21 de Setembro de 2018
Visita ad limina

Cristo, pão vivo e verdadeira paz para o Sudão

Em 6 de setembro, o secretário do Dicastério, padre Alexandre Awi Mello, e alguns funcionários receberam uma pequena delegação da Conferência Episcopal do Sudão, por ocasião de sua visita ad limina a Roma

Em 6 de setembro, o secretário do Dicastério, padre Alexandre Awi Mello, e alguns funcionários receberam uma pequena delegação da Conferência Episcopal do Sudão, por ocasião de sua visita ad limina a Roma.

Os bispos do Sudão e do Sudão do Sul - duas realidades historicamente diferentes da composição e cultura étnicas e religiosas - apesar da cisão em 2011 fizeram a escolha exata de permanecer uma única conferência episcopal em nome de “uma história compartilhada”. As Igrejas dos dois lados do país compartilham os mesmos problemas angustiantes: os conflitos armados continuam a sangrar esses dois países, semeando a morte e causando destruição, milhões de deslocados e refugiados, carestia e fome; as perseguições contra os cristãos e outras minorias são notícias diárias.

Sacerdotes estão faltando na Igreja, enquanto grandes áreas ainda estão esperando para ouvir a primeira proclamação do Evangelho.

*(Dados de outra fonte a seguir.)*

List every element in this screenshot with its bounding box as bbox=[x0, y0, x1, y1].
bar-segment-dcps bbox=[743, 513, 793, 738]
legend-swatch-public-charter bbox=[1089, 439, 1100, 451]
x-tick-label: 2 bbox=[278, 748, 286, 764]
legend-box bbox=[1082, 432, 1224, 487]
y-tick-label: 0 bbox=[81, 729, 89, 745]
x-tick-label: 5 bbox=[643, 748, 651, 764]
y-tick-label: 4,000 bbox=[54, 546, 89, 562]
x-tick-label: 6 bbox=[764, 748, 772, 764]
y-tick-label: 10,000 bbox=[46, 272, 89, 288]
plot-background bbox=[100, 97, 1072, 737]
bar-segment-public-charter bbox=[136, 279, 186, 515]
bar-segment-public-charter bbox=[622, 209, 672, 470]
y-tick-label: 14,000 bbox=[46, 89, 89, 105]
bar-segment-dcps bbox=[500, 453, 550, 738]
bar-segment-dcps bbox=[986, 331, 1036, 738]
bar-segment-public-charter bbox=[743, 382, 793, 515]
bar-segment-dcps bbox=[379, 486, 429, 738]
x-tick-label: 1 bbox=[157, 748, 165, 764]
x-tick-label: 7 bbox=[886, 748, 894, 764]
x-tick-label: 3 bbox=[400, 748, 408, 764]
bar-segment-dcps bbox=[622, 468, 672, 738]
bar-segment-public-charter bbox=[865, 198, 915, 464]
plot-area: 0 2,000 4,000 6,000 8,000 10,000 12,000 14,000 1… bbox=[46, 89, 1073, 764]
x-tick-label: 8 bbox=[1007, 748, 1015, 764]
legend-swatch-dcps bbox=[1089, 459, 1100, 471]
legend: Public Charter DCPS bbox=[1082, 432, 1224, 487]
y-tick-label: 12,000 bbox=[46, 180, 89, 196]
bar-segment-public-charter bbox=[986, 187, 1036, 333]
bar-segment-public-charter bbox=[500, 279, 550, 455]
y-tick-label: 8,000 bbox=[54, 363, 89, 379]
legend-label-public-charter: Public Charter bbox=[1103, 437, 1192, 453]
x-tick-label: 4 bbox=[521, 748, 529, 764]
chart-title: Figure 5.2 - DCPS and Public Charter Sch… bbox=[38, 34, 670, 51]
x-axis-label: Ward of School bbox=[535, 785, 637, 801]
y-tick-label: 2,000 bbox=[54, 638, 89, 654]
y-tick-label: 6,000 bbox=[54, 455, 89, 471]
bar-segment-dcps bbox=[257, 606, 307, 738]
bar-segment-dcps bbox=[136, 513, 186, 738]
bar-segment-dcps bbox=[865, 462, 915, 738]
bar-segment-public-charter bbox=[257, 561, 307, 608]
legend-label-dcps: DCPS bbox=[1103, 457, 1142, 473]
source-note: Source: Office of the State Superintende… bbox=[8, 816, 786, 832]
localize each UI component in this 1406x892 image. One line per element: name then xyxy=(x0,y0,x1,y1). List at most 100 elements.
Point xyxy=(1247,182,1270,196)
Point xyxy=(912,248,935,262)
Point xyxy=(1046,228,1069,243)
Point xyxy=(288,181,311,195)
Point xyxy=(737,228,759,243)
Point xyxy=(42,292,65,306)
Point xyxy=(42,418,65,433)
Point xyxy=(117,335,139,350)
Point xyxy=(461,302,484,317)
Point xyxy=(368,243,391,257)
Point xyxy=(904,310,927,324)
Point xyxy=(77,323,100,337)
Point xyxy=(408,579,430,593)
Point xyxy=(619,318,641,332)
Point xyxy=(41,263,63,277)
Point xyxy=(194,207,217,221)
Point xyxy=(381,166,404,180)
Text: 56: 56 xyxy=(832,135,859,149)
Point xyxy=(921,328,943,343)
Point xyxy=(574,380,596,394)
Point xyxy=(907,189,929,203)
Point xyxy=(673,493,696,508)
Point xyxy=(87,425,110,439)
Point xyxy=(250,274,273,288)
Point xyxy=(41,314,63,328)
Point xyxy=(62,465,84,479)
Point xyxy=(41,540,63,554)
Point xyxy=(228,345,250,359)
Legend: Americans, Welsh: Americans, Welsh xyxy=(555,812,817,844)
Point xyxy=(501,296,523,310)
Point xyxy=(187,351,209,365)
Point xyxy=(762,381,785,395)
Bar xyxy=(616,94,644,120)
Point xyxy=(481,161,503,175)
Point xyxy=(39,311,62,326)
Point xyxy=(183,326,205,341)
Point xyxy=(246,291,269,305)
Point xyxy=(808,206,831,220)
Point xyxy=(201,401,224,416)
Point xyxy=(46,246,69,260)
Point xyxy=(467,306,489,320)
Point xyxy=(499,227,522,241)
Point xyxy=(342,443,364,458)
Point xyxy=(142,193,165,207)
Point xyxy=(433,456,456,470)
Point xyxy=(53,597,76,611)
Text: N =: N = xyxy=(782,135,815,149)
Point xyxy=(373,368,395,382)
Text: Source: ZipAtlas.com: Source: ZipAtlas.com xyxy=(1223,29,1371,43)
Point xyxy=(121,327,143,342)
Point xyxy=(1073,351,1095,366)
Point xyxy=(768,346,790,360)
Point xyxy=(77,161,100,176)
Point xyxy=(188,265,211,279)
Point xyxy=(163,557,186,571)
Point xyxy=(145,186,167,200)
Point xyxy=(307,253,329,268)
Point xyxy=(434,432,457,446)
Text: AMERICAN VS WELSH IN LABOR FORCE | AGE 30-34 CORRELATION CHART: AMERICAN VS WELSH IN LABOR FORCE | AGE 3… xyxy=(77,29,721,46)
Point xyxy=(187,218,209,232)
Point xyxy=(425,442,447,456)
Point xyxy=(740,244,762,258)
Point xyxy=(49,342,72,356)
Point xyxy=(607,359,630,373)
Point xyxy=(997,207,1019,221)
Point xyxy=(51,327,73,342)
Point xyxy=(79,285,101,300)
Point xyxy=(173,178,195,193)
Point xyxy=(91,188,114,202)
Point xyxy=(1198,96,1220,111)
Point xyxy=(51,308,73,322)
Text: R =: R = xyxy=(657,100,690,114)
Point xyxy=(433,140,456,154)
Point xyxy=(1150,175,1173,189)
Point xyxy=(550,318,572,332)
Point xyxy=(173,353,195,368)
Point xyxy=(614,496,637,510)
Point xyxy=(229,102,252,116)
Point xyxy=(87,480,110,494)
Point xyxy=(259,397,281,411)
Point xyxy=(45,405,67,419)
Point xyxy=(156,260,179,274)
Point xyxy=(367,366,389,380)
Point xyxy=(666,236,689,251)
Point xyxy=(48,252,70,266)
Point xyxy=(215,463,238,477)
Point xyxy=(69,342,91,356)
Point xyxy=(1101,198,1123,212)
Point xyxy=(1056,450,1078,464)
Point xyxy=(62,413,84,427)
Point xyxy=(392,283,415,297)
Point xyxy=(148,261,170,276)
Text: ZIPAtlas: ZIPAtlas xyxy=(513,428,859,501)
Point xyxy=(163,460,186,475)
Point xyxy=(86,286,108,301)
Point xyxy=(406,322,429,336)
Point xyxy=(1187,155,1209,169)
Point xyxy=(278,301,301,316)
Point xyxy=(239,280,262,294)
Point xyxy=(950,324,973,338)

Entre os fiéis, há um certo nomadismo religioso: a continuação da guerra com a posterior alienação das estruturas e o desmantelamento da infraestrutura, a endêmica falta de recursos e falta de pessoal são em grande parte responsáveis pelo déficit de formação de muitos fiéis. Sem uma bagagem sólida de fé e testada pelas angústias da vida, eles facilmente são vítimas das seitas que prometem pão e vida melhores.

Falando de movimentos e associações internacionais, os pastores expressaram seu agradecimento pelo louvável compromisso apostólico, especialmente no contexto de ajudar as populações exaustas pelas guerras, pela fome e pela carestia. Sua contribuição no processo de reconciliação e pacificação de um país dilacerado pelo ódio e pelo tribalismo também tem sido amplamente reconhecida, mas eles também expressaram preocupação com a inexorável redução numérica de sua presença, devido à crescente insegurança no país e à mão pesada das autoridades sobre os institutos religiosos.

Em termos de família, no entanto, os bispos destacaram a crise que enfrenta esta instituição no Sudão. Muitas famílias foram esmagadas pela guerra: muitos órfãos, muitos cônjuges ficam sozinhos, as famílias deslocadas de suas terras e privadas, por qualquer meio de subsistência. As consequências devastadoras da desintegração da família é o grande número de crianças que vivem na rua, a alta taxa de abandono escolar, muitas crianças-soldados, que nasceram na guerra, os jovens contra os quais a Igreja do Sudão se sente forte chamado para reacender a esperança, para mostrar-lhes uma preocupação que passa por recuperação psicológica e social. Mas os bispos em matéria de pastoral familiar também estão preocupados com os casamentos mistos que, no contexto sudanês, envolvem na maioria das vezes a renúncia da própria fé da parte católica.

Apesar deste quadro sombrio, a Igreja continua a sua missão com coragem e generosidade, alimentando a esperança nos corações, fortalecendo a identidade cristã como antídoto ao ódio e proclamando Cristo, pão vivo e verdadeira paz para o Sudão.